While the Constantones owned most of the wealth, Cuadradones lived in extreme poverty, and inequality was justified by tagging Cuadradones as lazy and inefficient. The Nlogones would usually look down on Cuadradones, despite working as much as they did, believing they were better off thanks to their mix of hard work and cunning. For the Cubiones and Cuaterniones it was even worse, coming from neighboring countries they were seen as criminals and, at the same time, accused of stealing Complejidonian jobs.
Everything changed after the International Collectivist and Popular Congress (ICPC)managed to overthrown the Constantones and put a new economic system in place, a system which strives for fairness and takes into account that each inhabitant might go through good and bad economic periods in life.
In the new system an upper limit $U$ on how much wealth an individual can accumulate and a lower bound $L$ representing the minimum wealth required in order for an individual to keep a decent lifestyle were established. At the end of each month every inhabitant will evaluate their wealth. Those with more than $U$ will donate what they own above the upper limit to the ICPC while the ones who sadly have less than $L$ will receive enough from ICPC to reach the established lower bound.
The Cuadradones, which are very good farmers, need your help managing their finance. The long era of Nlogonialism has seriously harmed the environment and now the weather in Complejidonia is very volatile. This has a big impact on its agriculture that fluctuates between good and bad periods.
A farmer keeps a long record $A_1, A_2, \cdots, A_N$ of their net income (income minus expenses) on a sequence of $N$ months. Based on this data the farmer wants to plan how to invest their wealth in order to avoid being a burden to the ICPC in the future. The farmer wants to be able to know, given an initial wealth $X$ at the beginning of a month $B$, how much they would own at the end of a month $E$ (considering that at the end of each month they might either donate or receive a donation to ensure their wealth is between $L$ and $U$, inclusive).
Input
The first line contains three integers $N$ ($1 \leq N \leq 10^5$), $L$ and $U$ ($1 \leq L \leq U \leq 2 \times 10^6$), indicating respectively the number of months for which the farmer has net income records, the wealth lower bound and the wealth upper bound. The second line contains $N$ integers $A_1, A_2, \cdots, A_N$ ($-10^6 \leq A_i \leq 10^6$ for $i=1,2,\cdots,N$), where $A_i$ is the net income on the $i$-th month. The third line contains an integer $Q$ ($1 \leq Q \leq 10^5$) representing the number of scenarios the farmer is interested in. Each of the next $Q$ lines describes a scenario with three integers $B$, $E$ ($1 \leq B \leq E \leq N$) and $X$ ($L \leq X \leq U$), indicating that the farmer would like to know how much they would own at the end of month $E$ if they start owning $X$ at the beginning of month $B$, and each month $j=B,B+1,\cdot,E$ their net income is $A_j$.
Output
Output $Q$ lines, each line with an integer indicating how much the farmer would own at the end of the period described in the corresponding scenario.
Sample test(s)
Hints
On the first scenario the farmer's net incomes would be $[10, 1, -1, -70]$ and they start with a wealth of $31$:
- At the end of first month their wealth is $41$. As $1 \leq 41 \leq 41$ they won't donate nor receive money.

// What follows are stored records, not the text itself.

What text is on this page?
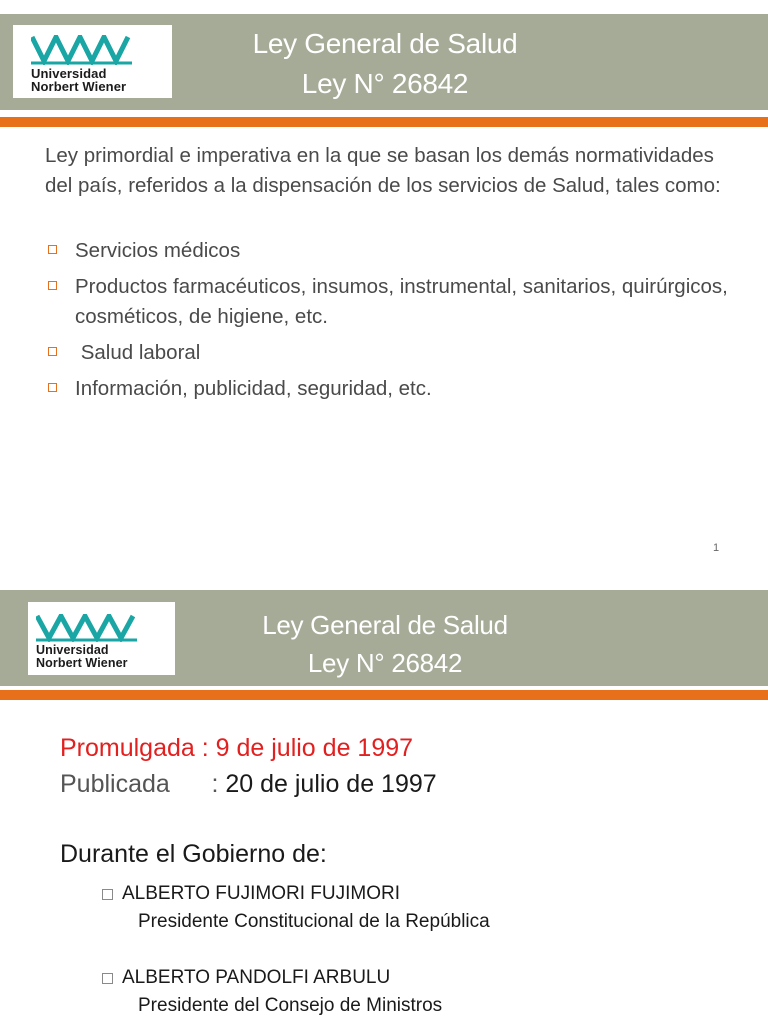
Universidad
Norbert Wiener
Ley General de Salud
Ley N° 26842
Ley primordial e imperativa en la que se basan los demás normatividades del país, referidos a la dispensación de los servicios de Salud, tales como:
Servicios médicos
Productos farmacéuticos, insumos, instrumental, sanitarios, quirúrgicos, cosméticos, de higiene, etc.
Salud laboral
Información, publicidad, seguridad, etc.
1
Universidad
Norbert Wiener
Ley General de Salud
Ley N° 26842
Promulgada : 9 de julio de 1997
Publicada      : 20 de julio de 1997
Durante el Gobierno de:
ALBERTO FUJIMORI FUJIMORI
Presidente Constitucional de la República
ALBERTO PANDOLFI ARBULU
Presidente del Consejo de Ministros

- At the end of second month their wealth is $42$. As $42 > 41$ they donate $1$, ending the month with a wealth of $41$.
- At the end of third month their wealth is $40$. As $1 \leq 40 \leq 41$ once again they won't donate nor receive money.
- Finally, at the end of fourth month their wealth is $-30$. As $-30 < 1$ they receive a donation from the ICPC ending the month with a wealth of $1$.
Hence, on this scenario, the farmer ends up owning a wealth of $1$.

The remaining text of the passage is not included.